An overview of the newest treatment options for the disease.
With the arrival of two new medications, the treatment of multiple sclerosis has reached a new frontier.
“We are down now to relapse rates of 1 every 5 years or better,” said Bruce A. Cohen, M.D., during his lecture at the Consortium of Multiple Sclerosis Centers (CMSC) Annual Meeting. “Our problem is now no longer whether we can treat relapsing-remitting MS (RRMS), but rather, how do we use these agents?”
Cohen, who is a professor of neurology at the Feinberg School of Medicine at Northwestern University, provided physicians with an overview of the two newest MS drugs — daclizumab (Zinbryta) and ocrelizumab (Ocrevus) – as well as more established therapies for treating the disease during his lecture titled, “Personalizing the Personalizing the Management of Multiple Sclerosis: A 3 Dimensional View of Current and Emerging Therapies,” on Wednesday, May 24.
The goals of any MS therapies should be to limit disease activity and prevent relapse and progression, Cohen said. These factors need to be balanced with limiting treatment-related adverse effects. Physicians also need to address patient lifestyle choices — such as smoking – as well.
Cohen advised physicians that treatment itself should be targeted toward relieving symptoms, shortening relapses, and reducing frequency of relapses. Therapies should be initiated as soon as possible, before disability begins, Cohen said, adding that a multi-disciplinary approach to care best serves patients.
The newest drug available for MS treatment, ocrelizumab (Ocrevus) became available to physicians in March 2017. Ocrelizumab, Cohen explained, “depletes pre-B cells, mature B cells, memory B cells through antibody-dependent cell-mediated phagocytosis, antibody-dependent cell mediated cytotoxicity, complement-dependent cytotoxicity, and introduction of apoptosis.” It does this without damaging lymphoid stem cells and plasma cells.
Researchers put ocrelizumab through 3 Phase 3 trials, including two which occurred in parallel. The parallel trials determined that ocrelizumab was highly effective compared to interferon beta-1a SC, with low annualized relapse rates, in treating RRMS. MRI outcomes also showed benefits consistent with reduction of inflammatory lesions.
“Perhaps one of the more exiting events this year was the third trial of ocrelizumab,” Cohen said, which looked at the drug’s efficacy against primary progressive MS (PPMS) compared to a placebo.
At 12 weeks, ocrelizumab kept disability progression to 32.9% vs. 39.3% in the placebo group. After 24 weeks, the figures stood at 29.6% vs. 35.7%.
“This has become the first approved drug for treatment of individuals with non-relapsing primary-progressive multiple sclerosis,” Cohen said.

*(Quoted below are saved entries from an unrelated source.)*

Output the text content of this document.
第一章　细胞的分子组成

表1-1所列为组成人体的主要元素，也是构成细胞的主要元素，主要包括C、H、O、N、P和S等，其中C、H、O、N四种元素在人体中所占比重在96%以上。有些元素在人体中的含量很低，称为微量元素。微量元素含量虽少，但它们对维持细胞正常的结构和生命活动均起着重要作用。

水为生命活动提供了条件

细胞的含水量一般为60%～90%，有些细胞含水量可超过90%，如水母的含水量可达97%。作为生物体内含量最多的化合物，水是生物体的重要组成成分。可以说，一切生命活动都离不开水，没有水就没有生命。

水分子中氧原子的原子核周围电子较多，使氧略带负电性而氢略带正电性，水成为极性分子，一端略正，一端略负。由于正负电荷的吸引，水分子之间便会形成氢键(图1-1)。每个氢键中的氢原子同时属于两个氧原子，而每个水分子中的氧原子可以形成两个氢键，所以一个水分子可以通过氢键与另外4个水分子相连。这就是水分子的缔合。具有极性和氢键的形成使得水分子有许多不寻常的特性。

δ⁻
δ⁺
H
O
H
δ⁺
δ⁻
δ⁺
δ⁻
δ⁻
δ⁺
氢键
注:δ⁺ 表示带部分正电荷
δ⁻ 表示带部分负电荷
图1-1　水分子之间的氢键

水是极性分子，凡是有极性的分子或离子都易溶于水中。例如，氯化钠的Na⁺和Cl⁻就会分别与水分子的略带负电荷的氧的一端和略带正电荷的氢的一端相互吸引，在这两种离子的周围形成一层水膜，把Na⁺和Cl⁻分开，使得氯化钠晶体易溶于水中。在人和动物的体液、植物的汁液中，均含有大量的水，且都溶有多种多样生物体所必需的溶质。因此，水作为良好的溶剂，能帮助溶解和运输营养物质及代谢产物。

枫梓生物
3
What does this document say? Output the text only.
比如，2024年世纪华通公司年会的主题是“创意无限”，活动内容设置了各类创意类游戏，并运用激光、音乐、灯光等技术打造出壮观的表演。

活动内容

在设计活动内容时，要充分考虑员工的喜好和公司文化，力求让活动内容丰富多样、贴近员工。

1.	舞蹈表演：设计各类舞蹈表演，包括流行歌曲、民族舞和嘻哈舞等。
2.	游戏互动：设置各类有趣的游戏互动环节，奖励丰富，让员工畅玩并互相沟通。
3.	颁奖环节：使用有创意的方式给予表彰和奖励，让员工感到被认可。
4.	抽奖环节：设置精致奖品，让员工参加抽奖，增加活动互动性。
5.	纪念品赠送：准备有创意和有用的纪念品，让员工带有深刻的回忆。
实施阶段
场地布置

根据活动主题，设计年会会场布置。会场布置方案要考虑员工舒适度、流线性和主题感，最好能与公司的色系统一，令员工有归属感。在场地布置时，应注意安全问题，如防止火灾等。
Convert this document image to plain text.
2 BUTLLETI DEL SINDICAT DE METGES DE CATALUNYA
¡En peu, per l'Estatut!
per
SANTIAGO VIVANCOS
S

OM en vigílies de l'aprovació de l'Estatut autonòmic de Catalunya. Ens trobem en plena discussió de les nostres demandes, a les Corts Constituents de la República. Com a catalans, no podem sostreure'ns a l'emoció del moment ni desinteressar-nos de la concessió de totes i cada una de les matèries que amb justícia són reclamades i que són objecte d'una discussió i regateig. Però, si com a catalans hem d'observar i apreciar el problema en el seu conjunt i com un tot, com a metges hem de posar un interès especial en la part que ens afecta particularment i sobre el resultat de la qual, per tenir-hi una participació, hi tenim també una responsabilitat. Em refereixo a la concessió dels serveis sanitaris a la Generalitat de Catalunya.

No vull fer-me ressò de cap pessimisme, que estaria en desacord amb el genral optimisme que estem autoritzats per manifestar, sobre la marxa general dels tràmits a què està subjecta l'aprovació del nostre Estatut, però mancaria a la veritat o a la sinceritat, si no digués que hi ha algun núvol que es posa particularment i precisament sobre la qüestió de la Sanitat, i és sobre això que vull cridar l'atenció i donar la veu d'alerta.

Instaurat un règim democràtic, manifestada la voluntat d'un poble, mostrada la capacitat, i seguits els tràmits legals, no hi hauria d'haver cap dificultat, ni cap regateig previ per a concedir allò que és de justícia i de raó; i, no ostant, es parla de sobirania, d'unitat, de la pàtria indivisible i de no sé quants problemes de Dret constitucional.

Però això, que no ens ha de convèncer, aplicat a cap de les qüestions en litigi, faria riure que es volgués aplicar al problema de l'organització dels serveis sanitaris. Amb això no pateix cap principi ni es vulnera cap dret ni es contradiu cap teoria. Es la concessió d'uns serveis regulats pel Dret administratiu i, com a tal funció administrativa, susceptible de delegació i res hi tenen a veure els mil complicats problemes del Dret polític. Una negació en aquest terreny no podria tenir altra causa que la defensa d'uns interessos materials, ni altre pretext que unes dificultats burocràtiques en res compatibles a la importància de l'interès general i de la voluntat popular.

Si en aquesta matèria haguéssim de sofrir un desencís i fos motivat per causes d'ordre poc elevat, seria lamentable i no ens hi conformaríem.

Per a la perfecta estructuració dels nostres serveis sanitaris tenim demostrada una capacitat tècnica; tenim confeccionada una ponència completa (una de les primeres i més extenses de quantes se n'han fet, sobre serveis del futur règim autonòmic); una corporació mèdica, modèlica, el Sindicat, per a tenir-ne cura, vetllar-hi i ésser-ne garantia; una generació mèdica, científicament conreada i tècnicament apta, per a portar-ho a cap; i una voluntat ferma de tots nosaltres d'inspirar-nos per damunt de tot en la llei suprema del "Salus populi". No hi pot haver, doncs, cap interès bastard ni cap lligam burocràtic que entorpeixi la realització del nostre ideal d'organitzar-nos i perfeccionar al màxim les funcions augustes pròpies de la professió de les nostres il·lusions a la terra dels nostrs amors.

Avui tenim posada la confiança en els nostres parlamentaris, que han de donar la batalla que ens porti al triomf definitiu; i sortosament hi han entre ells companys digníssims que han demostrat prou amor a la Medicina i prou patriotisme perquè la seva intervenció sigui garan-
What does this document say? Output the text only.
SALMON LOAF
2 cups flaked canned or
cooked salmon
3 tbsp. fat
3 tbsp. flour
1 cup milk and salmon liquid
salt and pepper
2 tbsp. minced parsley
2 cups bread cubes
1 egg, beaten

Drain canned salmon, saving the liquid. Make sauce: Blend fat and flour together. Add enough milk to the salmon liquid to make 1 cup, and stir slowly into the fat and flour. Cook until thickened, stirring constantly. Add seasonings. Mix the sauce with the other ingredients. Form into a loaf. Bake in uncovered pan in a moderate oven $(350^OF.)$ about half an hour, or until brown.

From a safety standpoint, infusion reactions occurred in 34-40% of patients during the trials, Cohen said. These reactions were “most frequent and severe with early infusions but could occur at any infusion.” Infection rates were similar in the ocrelizumab and interferon beta-1a SC groups.
The other newer MS treatment option for physicians is daclizumab (Zinbryta). Daclizumab, Cohen explained, is a monoclonal antibody to CD25 that decreases IL2 signaling via high-affinity IL2 receptors, favoring signaling at intermediate affinity IL2 receptors. This causes an expansion of CD56 bright NK cells and enhances their immune regulatory functions.
Researchers put daclizumab through two trials. The first compared a 150 mg SC Q4W dose versus a placebo for 52 weeks. The second compared the same dose against and interferon beta-1a for 96 weeks. There was a 54% decrease in the relapse rate in the first trial, and a 45% decrease in the second trial.
Daclizumab, Cohen said, does have some safety concerns and comes with a hepatic injury black box warning. The drug requires hepatic enzyme testing prior to every monthly injection for 6 months following discontinuation, as well as screening for TB, HBV, and HCV prior to initiation. Daclizumab, Cohen said, shouldn’t be administered to patients with serious infections, and patients being treated with the drug shouldn’t receive live-virus vaccinations during the first 4 months. Researchers also noted increased frequency of depression in daclizumab groups during the trials.